DFDs use a standard set of symbols consisting of four elements: data flows, data stores, processes, and interactors, and for threat modeling we add one more—trust boundaries.
Figure 4shows the symbols. Data flows represent data in motion over network connections, named pipes, mail slots, RPC channels, and so on. Data stores represent files, databases, registry keys, and the like. Processes are computations or programs run by the computer.
Figure 4 DFD Symbols
Item | Symbol |
---|---|
Data flow | One way arrow |
Data store | Two parallel horizontal lines |
Process | Circle |
Multi-process | Two concentric circles |
Interactors | Rectangle |
Trust boundary | Dotted line |
Interactors are the end points of your system: the people, Web services, and servers. In general, they are the data providers and consumers that are outside the scope of your system, but clearly related to it.
Trust boundaries are perhaps the most subjective of all: these represent the border between trusted and untrusted elements. Trust is complex.
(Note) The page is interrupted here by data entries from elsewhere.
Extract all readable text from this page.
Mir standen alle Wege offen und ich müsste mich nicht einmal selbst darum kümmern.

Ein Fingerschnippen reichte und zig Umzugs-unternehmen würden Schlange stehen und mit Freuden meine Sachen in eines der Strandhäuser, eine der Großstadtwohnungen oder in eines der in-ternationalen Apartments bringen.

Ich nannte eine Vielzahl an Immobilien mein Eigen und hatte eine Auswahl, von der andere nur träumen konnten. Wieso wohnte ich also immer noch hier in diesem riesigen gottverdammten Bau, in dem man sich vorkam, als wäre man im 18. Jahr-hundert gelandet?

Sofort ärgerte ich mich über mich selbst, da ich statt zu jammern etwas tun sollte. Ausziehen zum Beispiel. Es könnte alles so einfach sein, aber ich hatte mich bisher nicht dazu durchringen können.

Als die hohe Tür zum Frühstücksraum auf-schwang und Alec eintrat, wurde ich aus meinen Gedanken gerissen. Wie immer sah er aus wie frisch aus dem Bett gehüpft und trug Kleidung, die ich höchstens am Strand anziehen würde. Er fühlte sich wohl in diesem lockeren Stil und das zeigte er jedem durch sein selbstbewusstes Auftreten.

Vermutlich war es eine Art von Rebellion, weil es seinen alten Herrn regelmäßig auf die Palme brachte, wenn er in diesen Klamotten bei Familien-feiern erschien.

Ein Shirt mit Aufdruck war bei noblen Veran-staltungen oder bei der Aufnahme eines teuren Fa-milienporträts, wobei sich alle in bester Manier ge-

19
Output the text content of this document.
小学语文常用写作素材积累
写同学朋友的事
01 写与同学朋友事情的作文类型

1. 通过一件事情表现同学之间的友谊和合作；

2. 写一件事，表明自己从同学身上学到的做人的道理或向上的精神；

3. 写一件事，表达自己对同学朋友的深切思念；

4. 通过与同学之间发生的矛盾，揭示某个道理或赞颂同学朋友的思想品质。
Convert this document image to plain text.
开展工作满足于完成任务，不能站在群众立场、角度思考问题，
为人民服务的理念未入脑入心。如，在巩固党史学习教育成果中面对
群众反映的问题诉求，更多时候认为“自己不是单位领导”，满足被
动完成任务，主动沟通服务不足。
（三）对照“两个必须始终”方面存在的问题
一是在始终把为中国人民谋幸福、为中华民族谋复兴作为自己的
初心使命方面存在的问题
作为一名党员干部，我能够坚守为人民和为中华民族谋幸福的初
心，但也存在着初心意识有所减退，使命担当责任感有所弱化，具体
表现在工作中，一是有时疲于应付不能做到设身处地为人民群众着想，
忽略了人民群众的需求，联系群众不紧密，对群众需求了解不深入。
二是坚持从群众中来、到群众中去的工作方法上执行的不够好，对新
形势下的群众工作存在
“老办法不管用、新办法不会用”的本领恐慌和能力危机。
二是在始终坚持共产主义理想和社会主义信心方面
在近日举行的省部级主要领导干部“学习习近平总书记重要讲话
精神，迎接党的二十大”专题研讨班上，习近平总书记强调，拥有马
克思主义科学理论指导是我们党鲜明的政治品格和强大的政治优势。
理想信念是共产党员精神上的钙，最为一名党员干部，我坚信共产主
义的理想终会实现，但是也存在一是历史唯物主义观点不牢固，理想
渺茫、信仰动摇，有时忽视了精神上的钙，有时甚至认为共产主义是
You might trust your mechanic with your car, your dentist with your teeth, and your banker with your money, but you probably don't trust your dentist to change your spark plugs.
Getting the DFD right is key to getting the threat model right. Spend enough time on yours, making sure all the pieces of your system are represented. Have you noted all the files and registry keys your app touches? Are you reading data from the environment?
Each of the elements (processes, data stores, data flows, and interactors) has a set of threats it is susceptible to, as you see in
Figure 5. This chart, along with your DFD, gives you a framework for investigating how your system might fail. It's probably a good idea to parcel out the investigative work to subject matter experts and build checklists to ensure you don't make the same mistake twice. For example, you could have your networking team investigate how information disclosure threats apply to your network data flow. They will understand the relevant technologies and be well suited to do the research on security as it pertains to their portion of the application.
Figure 5 Threats Affecting Elements
Element | Spoofing | Tampering | Repudiation | Information Disclosure | Denial of Service | Elevation of Privilege |
---|---|---|---|---|---|---|
Data Flows | X | X | X | |||
Data Stores | X | X | X | |||
Processes | X | X | X | X | X | X |
Interactors | X | X |
A Sample System
Let's say you need a system to collect the accounting files from your sales force, compute sales data on your database server, and produce weekly reports. We'll call the system the Fabrikam analyzer database. The goal is fairly simple: getting files from a set of systems and performing some analysis of the files on a centralized server. It's the business goal as the customer stated it, but you need to turn the problem statement into specifications and plans.
There are many obvious potential threats to this system, and many of them come from the implicit security requirements of the problem statement. The collection process alone raises a number of questions. Collecting information means moving it from one place to another. How are you going to secure it in transit?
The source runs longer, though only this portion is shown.